Délais fiscaux à ne pas négliger
Le délai légal pour déposer la déclaration de succession et régler les droits est de 6 mois à compter du décès en France métropolitaine, porté à 12 mois si le décès est survenu à l’étranger. Passé le 7ème mois, un intérêt de 0,20 % par mois s’accumule. Dès le 13ème mois, une majoration de 10 % s’applique, pouvant atteindre 40 % si l’administration a lancé une mise en demeure restée sans suite pendant 90 jours. Ces pénalités s’ajoutent et peuvent représenter des sommes très significatives.
Partage des biens et préparation en amont pour éviter les conflits
Dès le décès, les héritiers se retrouvent en indivision sur le patrimoine.
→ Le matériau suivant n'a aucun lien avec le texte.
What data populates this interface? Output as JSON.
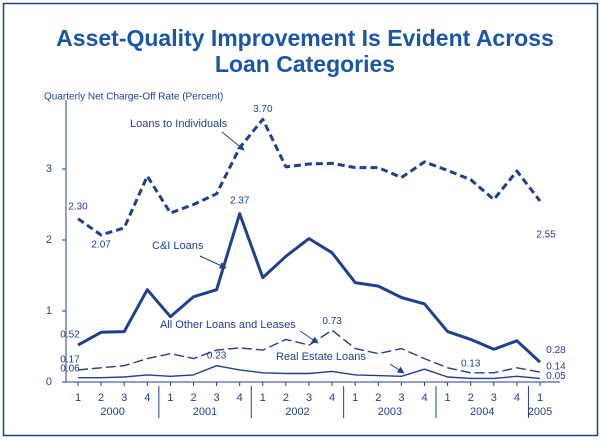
{
  "chart_data": {
    "type": "line",
    "title": [
      "Asset-Quality Improvement Is Evident Across",
      "Loan Categories"
    ],
    "y_label": "Quarterly Net Charge-Off Rate (Percent)",
    "categories": [
      "1",
      "2",
      "3",
      "4",
      "1",
      "2",
      "3",
      "4",
      "1",
      "2",
      "3",
      "4",
      "1",
      "2",
      "3",
      "4",
      "1",
      "2",
      "3",
      "4",
      "1"
    ],
    "years": [
      "2000",
      "2001",
      "2002",
      "2003",
      "2004",
      "2005"
    ],
    "ylim": [
      0,
      4
    ],
    "yticks": [
      0,
      1,
      2,
      3
    ],
    "series": [
      {
        "name": "Loans to Individuals",
        "color": "#1f3f8f",
        "linestyle": "dashed",
        "linewidth": "thick",
        "values": [
          2.3,
          2.07,
          2.17,
          2.9,
          2.38,
          2.5,
          2.65,
          3.3,
          3.7,
          3.03,
          3.07,
          3.08,
          3.02,
          3.02,
          2.88,
          3.1,
          2.98,
          2.85,
          2.57,
          2.97,
          2.55
        ],
        "value_labels": [
          "2.30",
          "2.07",
          null,
          null,
          null,
          null,
          null,
          null,
          "3.70",
          null,
          null,
          null,
          null,
          null,
          null,
          null,
          null,
          null,
          null,
          null,
          "2.55"
        ]
      },
      {
        "name": "C&I Loans",
        "color": "#1f3f8f",
        "linestyle": "solid",
        "linewidth": "thick",
        "values": [
          0.52,
          0.7,
          0.71,
          1.3,
          0.92,
          1.2,
          1.3,
          2.37,
          1.47,
          1.77,
          2.02,
          1.82,
          1.4,
          1.35,
          1.19,
          1.1,
          0.71,
          0.6,
          0.46,
          0.58,
          0.28
        ],
        "value_labels": [
          "0.52",
          null,
          null,
          null,
          null,
          null,
          null,
          "2.37",
          null,
          null,
          null,
          null,
          null,
          null,
          null,
          null,
          null,
          null,
          null,
          null,
          "0.28"
        ]
      },
      {
        "name": "All Other Loans and Leases",
        "color": "#1f3f8f",
        "linestyle": "dashed",
        "linewidth": "thin",
        "values": [
          0.17,
          0.2,
          0.23,
          0.33,
          0.4,
          0.33,
          0.45,
          0.48,
          0.45,
          0.6,
          0.52,
          0.73,
          0.47,
          0.4,
          0.47,
          0.33,
          0.2,
          0.13,
          0.13,
          0.2,
          0.14
        ],
        "value_labels": [
          "0.17",
          null,
          null,
          null,
          null,
          null,
          null,
          null,
          null,
          null,
          null,
          "0.73",
          null,
          null,
          null,
          null,
          null,
          "0.13",
          null,
          null,
          "0.14"
        ]
      },
      {
        "name": "Real Estate Loans",
        "color": "#1f3f8f",
        "linestyle": "solid",
        "linewidth": "thin",
        "values": [
          0.06,
          0.06,
          0.07,
          0.1,
          0.08,
          0.1,
          0.23,
          0.17,
          0.13,
          0.12,
          0.12,
          0.15,
          0.1,
          0.09,
          0.08,
          0.18,
          0.07,
          0.05,
          0.05,
          0.08,
          0.05
        ],
        "value_labels": [
          "0.06",
          null,
          null,
          null,
          null,
          null,
          "0.23",
          null,
          null,
          null,
          null,
          null,
          null,
          null,
          null,
          null,
          null,
          null,
          null,
          null,
          "0.05"
        ]
      }
    ]
  }
}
Chacun possède des droits sur l’ensemble, sans attribution précise. Cette situation peut durer des années si aucune décision n’est prise. Le partage amiable reste la voie la plus simple : tous les héritiers s’accordent sur les modalités. En cas de désaccord persistant, le juge intervient — le notaire, lui, ne peut pas trancher.
Pour la publication de l’attestation immobilière auprès du Service de la publicité foncière, le notaire dispose de quatre mois. Si un acte de partage est établi directement, ce délai est porté à dix mois. Ces délais encadrent aussi bien la sécurité juridique des héritiers que celle des tiers.
Une succession simple prend en moyenne entre 6 et 12 mois. Pour bien préparer une succession et éviter les mauvaises surprises, anticiper est souvent la meilleure stratégie. Un testament clair, des désignations de bénéficiaires à jour sur les contrats d’assurance-vie, et un dialogue ouvert au sein de la famille peuvent transformer une procédure complexe en démarche sereine.